The Philippines could secure a credit rating upgrade this year due to an improving financial position, Moody’s Investor Service said, although more needed to be done to strengthen revenues and there were risks from inflation and global uncertainties.
In January, Moody’s upgraded the country’s outlook to positive from stable, citing its strong external payments position and sound macroeconomic prospects, indicating a rating change could be anticipated over 12 to 18 months.
“That is the timeline, but we don’t have to wait for the whole 12 to 18 months, it could happen before, we don’t need to wait for next year,” Christian de Guzman, the rating agency’s lead sovereign analyst for the Philippines, told Reuters in an interview, pointing to a small budget deficit in the first quarter.
“The case for the upgrade is much stronger.”
“The news flow is quite encouraging but it is still a very risky global environment, so it depends on how the Philippines can navigate its way through this,” he said on Monday evening.
Moody’s rates the Philippines at Ba3, three rungs below investment grade.
The government has made notable gains in fiscal management, but more structural reforms were needed to ensure fiscal sustainability and boost long-term growth, De Guzman said.
An improved credit rating would allow the Philippines government to borrow funds more cheaply than it otherwise could, and would make the country more attractive to risk-averse investors.
The government posted a first-quarter budget deficit of 26.2 billion pesos ($605 million), less than a quarter of the target, but that was mainly due to lower-than-programmed spending.
Manila wants to cut its fiscal shortfall to 3.2 percent of GDP this year, from 3.7 percent last year, and trim it to two percent in 2013 and then maintain it there.
The government has been battling widespread corruption and tax evasion.

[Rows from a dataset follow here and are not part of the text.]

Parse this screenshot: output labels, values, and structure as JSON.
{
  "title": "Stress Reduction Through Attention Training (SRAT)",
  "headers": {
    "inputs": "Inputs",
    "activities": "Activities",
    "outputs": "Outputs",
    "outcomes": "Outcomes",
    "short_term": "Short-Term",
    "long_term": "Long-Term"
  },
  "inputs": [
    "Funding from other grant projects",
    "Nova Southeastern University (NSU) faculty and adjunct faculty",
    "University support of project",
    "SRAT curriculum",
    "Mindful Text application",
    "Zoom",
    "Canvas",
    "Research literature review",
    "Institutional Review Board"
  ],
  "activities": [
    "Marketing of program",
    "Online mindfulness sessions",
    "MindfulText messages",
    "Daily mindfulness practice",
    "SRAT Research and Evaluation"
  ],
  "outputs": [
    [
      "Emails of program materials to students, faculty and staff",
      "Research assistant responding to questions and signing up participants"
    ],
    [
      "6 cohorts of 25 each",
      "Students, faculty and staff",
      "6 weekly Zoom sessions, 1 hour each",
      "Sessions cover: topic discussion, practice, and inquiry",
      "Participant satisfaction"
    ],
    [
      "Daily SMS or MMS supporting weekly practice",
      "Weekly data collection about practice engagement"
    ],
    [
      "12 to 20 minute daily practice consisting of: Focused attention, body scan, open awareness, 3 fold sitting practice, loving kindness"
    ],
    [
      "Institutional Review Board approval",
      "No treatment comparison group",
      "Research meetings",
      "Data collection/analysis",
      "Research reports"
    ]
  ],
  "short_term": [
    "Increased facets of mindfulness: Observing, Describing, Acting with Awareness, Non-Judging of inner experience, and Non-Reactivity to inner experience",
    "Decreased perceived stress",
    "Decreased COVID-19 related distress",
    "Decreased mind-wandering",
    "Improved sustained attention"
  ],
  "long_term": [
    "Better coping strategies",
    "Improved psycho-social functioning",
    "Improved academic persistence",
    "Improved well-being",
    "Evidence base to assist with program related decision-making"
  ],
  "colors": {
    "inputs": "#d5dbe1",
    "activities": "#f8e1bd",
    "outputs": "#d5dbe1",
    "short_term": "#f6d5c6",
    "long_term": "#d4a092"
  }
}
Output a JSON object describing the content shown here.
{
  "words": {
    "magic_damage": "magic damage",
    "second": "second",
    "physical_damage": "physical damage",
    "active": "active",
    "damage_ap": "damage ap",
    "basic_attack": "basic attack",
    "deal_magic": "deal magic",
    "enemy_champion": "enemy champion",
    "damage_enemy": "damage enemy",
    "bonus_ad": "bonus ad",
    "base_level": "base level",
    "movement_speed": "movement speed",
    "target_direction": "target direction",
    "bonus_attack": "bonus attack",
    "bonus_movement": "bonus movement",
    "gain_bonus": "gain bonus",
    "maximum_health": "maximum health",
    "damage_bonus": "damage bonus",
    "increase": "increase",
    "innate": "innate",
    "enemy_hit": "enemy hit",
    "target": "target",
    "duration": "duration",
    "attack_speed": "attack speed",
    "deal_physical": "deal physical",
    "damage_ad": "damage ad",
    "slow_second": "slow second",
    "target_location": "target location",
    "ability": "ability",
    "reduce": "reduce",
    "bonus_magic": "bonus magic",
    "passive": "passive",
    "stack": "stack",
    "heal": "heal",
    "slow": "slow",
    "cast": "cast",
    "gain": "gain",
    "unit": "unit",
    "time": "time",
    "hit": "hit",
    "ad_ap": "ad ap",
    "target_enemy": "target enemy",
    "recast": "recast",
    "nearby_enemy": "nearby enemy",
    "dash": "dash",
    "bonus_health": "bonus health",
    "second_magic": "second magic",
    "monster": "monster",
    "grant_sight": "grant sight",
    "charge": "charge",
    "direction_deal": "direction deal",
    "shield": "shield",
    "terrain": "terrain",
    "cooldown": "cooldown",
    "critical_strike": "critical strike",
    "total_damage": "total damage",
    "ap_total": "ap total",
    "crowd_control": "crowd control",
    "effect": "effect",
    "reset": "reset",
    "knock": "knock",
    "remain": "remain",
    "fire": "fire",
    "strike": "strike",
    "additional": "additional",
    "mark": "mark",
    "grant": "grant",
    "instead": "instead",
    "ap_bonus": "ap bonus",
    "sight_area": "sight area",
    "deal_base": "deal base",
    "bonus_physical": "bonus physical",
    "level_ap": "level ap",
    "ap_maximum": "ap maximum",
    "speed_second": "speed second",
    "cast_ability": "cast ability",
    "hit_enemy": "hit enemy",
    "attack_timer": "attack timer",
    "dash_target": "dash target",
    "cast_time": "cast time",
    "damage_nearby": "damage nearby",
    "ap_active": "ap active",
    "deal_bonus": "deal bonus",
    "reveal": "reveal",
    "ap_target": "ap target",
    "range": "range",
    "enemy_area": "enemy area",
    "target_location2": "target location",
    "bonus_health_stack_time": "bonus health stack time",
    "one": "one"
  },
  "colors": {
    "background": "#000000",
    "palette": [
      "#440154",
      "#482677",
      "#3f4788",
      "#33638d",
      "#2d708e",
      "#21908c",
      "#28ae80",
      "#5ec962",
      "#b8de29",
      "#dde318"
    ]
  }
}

It is trying to enforce existing laws, including prosecuting tax evaders, to lift its revenue-to-GDP ratio from 15.6 percent in 2010, before considering increases in tax rates.
“A lot has been done, the government is very proactive, we see cases filed every week but if they don’t put someone in jail, will the fear factor be sustained?,” De Guzman said.
“The administration is making all the right noises, but it needs to put some bite into that bark,” he said.
Aspirational traget
There were risks from inflation, which hit a one-year high of 4.5 percent in April, because of rising fuel and food costs, though Moody’s expects annual inflation to remain within the central bank’s three to five inflation target range for this year.
“Inflation is creeping up, but our view is that the BSP can manage it very well, and inflation in the Philippines this year will fall within its target range and that is important,” De Guzman said.
The Bangko Sentral ng Pilipinas (BSP) has raised interest rates twice since late March, lifting the overnight borrowing rate by 50 basis points to a two-year high of 4.5 percent, and De Guzman said he expects further policy tightening.
“I believe they are going to tighten more this year, but in terms of managing inflation expectations the BSP has done a very good job,” he said.
Constrained by the budget deficit and pressing social spending needs, the government is banking on the private sector to fund infrastructure investments that it hopes will lift economic growth to 7 to 8 percent in 2011 and beyond.
Moody’s forecasts 2011 growth of at least five percent for the Philippines, below the government’s 7 to 8 percent target.